A decade and a half ago, software-as-a-service providers like Salesforce.com introduced “SaaS” into the business applications vocabulary. Since then, “X”-as-a-Service (XaaS) solutions have gone forth and multiplied. Every time you turn around, someone is pushing a new “X” as a service solution. Yet, in the ERP space, XaaS solutions have been slow to gain traction, in part because solutions like on premise Oracle E-Business Suite have been so dominant.
But times are changing. With this in mind, we’d like to share two excerpts from our white paper, Cloud 101 for Oracle E-Business Suite Users, that detail PaaS and IaaS in plain English.
PaaS Explained in Plain English:
Platform-as-a-service (PaaS) is a cloud computing model that delivers software tools, typically needed for application development, as a service over the Internet. PaaS frees clients from having to install in-house hardware and manage software to support development initiatives. In a recent IDG cloud computing survey, 6 in 10 companies surveyed use platform-as-a-service.
PaaS does not typically replace an organization’s entire application infrastructure. Instead, a business relies on PaaS providers for key services, such as Java-based application hosting and dynamic scaling of a serverless architecture. It is the responsibility of the PaaS provider to manage the platform up through the middleware layer, while the client is responsible for the actual application, as well as managing user access and security…
Before partnering with a PaaS provider, Oracle E-Business Suite users must ensure the sustainability of such a partnership by doing their due diligence on pricing, service uptime and support.
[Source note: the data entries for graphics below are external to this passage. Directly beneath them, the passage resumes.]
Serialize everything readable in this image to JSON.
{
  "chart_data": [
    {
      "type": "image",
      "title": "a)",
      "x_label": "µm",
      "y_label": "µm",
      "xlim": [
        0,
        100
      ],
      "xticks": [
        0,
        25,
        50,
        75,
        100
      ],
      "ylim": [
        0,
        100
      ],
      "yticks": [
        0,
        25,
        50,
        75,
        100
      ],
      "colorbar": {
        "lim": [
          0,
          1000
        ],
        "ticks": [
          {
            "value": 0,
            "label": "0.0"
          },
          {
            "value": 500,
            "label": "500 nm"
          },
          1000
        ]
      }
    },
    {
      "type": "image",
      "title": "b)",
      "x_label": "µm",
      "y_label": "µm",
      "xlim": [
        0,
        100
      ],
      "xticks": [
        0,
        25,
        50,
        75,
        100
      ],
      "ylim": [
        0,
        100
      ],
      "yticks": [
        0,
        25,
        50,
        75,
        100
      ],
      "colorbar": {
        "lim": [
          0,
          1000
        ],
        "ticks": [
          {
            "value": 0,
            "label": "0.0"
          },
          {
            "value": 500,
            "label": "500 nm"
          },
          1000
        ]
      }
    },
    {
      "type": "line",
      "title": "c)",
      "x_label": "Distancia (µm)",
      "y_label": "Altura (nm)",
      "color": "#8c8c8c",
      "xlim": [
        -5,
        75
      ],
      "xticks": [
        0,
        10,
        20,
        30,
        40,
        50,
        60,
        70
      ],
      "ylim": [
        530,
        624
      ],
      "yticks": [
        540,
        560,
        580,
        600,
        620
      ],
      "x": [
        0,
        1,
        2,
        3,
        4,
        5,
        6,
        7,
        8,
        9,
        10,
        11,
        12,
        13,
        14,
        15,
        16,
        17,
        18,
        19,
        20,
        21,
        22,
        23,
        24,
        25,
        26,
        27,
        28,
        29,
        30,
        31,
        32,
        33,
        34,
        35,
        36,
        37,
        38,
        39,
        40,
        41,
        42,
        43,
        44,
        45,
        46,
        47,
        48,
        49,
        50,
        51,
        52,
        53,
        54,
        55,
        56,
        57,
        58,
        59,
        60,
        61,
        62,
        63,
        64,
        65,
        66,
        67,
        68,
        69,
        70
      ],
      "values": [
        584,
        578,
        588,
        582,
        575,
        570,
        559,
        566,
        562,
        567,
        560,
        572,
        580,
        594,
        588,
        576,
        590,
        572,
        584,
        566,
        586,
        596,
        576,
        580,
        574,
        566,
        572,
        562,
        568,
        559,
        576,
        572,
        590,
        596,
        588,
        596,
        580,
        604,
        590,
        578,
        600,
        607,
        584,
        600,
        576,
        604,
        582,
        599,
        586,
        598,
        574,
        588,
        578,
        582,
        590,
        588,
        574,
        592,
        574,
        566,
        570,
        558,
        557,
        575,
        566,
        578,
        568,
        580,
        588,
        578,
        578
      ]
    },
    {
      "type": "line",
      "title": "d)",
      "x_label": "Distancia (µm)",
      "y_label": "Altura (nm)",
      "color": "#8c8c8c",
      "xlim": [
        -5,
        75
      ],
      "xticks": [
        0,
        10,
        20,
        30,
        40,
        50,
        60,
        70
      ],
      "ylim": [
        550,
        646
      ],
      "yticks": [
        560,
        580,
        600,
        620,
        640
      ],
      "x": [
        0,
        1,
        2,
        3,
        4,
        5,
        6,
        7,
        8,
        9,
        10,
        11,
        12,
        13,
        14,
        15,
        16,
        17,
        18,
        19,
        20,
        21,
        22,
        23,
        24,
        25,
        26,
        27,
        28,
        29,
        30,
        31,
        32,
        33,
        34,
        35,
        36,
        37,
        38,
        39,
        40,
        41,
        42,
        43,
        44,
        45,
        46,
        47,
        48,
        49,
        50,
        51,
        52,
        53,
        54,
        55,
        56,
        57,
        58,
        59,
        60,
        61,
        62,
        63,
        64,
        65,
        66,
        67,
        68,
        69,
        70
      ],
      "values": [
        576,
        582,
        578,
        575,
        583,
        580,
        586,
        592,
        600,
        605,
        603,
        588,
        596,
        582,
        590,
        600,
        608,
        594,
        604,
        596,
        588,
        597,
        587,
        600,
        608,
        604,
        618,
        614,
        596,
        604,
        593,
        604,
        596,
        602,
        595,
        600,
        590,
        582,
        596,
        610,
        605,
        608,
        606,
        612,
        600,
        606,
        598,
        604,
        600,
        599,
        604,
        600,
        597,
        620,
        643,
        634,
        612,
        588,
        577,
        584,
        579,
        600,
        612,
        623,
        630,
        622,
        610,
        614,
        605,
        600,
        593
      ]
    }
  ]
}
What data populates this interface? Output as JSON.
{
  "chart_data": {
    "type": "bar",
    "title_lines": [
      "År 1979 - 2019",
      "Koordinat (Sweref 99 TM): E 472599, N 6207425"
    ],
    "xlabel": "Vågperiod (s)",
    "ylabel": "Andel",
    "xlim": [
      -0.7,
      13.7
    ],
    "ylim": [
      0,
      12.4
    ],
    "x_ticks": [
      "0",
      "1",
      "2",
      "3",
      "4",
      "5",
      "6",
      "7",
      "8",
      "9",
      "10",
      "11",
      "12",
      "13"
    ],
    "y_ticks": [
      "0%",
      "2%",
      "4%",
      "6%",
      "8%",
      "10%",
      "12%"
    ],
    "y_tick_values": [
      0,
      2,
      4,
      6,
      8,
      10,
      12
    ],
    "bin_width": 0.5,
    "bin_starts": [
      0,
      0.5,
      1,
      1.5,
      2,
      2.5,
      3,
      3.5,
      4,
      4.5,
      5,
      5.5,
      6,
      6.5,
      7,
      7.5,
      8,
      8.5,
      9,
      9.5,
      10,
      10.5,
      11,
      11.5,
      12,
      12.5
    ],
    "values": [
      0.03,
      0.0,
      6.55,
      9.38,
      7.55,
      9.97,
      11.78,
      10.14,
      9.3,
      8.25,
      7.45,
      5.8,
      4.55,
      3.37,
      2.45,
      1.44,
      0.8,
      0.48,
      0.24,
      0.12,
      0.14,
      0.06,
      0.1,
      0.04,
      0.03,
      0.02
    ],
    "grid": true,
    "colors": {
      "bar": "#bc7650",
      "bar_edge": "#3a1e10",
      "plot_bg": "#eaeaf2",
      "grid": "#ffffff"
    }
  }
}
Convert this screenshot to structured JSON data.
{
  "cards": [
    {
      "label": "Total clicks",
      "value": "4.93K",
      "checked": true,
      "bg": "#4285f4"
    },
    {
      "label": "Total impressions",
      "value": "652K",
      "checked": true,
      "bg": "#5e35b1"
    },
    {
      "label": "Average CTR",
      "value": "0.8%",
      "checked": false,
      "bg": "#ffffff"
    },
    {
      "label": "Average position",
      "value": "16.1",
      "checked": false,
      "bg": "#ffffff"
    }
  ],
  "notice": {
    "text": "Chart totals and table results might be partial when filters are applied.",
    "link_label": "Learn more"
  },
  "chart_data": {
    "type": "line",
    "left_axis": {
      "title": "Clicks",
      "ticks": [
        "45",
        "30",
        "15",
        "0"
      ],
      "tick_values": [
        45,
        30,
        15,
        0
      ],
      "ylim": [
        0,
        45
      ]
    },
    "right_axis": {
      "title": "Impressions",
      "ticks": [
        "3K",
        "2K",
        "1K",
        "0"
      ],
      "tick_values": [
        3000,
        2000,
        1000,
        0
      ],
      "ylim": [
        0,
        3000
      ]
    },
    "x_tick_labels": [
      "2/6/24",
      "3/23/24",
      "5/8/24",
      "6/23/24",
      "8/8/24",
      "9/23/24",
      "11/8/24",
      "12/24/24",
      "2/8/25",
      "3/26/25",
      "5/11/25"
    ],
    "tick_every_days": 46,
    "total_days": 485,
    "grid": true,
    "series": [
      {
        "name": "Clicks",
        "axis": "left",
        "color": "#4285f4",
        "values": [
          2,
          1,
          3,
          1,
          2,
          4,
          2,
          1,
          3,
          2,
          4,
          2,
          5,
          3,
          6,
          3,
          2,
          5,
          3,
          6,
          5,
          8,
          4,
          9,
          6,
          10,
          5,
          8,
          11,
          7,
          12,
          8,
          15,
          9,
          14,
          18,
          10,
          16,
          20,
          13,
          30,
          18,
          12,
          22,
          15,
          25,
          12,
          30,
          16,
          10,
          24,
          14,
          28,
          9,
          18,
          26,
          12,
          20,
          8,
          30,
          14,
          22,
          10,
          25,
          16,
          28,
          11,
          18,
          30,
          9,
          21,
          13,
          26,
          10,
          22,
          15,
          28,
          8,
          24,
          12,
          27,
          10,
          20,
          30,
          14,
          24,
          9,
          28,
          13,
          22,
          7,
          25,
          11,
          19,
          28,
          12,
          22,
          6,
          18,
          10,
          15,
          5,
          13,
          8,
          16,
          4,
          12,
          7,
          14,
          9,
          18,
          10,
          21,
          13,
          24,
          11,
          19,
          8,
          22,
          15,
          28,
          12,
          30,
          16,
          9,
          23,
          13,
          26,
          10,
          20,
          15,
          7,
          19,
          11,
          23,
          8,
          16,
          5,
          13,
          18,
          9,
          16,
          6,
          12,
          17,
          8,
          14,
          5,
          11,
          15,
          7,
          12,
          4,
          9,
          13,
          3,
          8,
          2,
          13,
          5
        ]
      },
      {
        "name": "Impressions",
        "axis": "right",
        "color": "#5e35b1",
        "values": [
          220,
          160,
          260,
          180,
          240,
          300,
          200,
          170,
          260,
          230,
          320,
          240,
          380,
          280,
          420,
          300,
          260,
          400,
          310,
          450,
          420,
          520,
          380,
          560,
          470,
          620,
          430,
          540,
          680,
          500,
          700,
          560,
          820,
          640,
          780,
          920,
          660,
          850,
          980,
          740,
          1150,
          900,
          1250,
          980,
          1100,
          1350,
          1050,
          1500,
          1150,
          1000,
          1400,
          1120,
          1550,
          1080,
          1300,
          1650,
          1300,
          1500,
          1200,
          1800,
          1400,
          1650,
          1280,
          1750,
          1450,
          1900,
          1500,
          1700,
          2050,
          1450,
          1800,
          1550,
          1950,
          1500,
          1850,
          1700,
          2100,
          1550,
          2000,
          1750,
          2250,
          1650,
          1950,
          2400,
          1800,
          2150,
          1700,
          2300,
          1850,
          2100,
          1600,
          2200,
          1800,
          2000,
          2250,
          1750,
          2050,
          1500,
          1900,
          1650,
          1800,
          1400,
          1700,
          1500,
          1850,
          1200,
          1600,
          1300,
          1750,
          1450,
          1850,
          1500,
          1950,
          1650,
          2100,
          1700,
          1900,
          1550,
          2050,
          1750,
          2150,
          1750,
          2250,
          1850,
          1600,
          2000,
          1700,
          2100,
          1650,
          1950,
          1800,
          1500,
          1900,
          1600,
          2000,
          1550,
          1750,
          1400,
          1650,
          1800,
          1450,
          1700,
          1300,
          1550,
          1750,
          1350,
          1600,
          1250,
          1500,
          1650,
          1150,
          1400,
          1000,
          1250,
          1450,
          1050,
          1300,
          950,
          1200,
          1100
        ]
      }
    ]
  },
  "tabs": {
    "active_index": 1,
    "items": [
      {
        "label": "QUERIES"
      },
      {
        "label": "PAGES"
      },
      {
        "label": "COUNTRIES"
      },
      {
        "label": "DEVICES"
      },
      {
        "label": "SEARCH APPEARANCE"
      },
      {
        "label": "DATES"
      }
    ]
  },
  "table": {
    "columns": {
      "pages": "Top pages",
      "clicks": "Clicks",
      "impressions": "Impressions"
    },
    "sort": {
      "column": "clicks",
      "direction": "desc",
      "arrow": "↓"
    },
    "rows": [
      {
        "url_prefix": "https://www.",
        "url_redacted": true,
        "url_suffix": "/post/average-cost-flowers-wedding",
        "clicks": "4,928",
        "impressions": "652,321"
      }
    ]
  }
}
Likewise, users must carefully assess security requirements.
IaaS Explained in Plain English:
In an IaaS model, a third-party provider such as Amazon Web Services (AWS), Microsoft Azure, Google Cloud, or Syntax owns the hardware, management software, servers, storage and other infrastructure components on behalf of its customers. For Oracle E-Business Suite users, for example, Syntax provides the technology platform to run your EBS instance.
An IaaS provider handles technical tasks, including hardware maintenance, capacity, and resiliency planning. Beyond the hardware layer, it is the responsibility of the customer to own and manage the operating system (OS) and up through the rest of the technology stack.
Scalability, architectural transparency, and ease of integration with third party applications are critical issues which Oracle E-Business Suite users must assess carefully when partnering with an IaaS provider.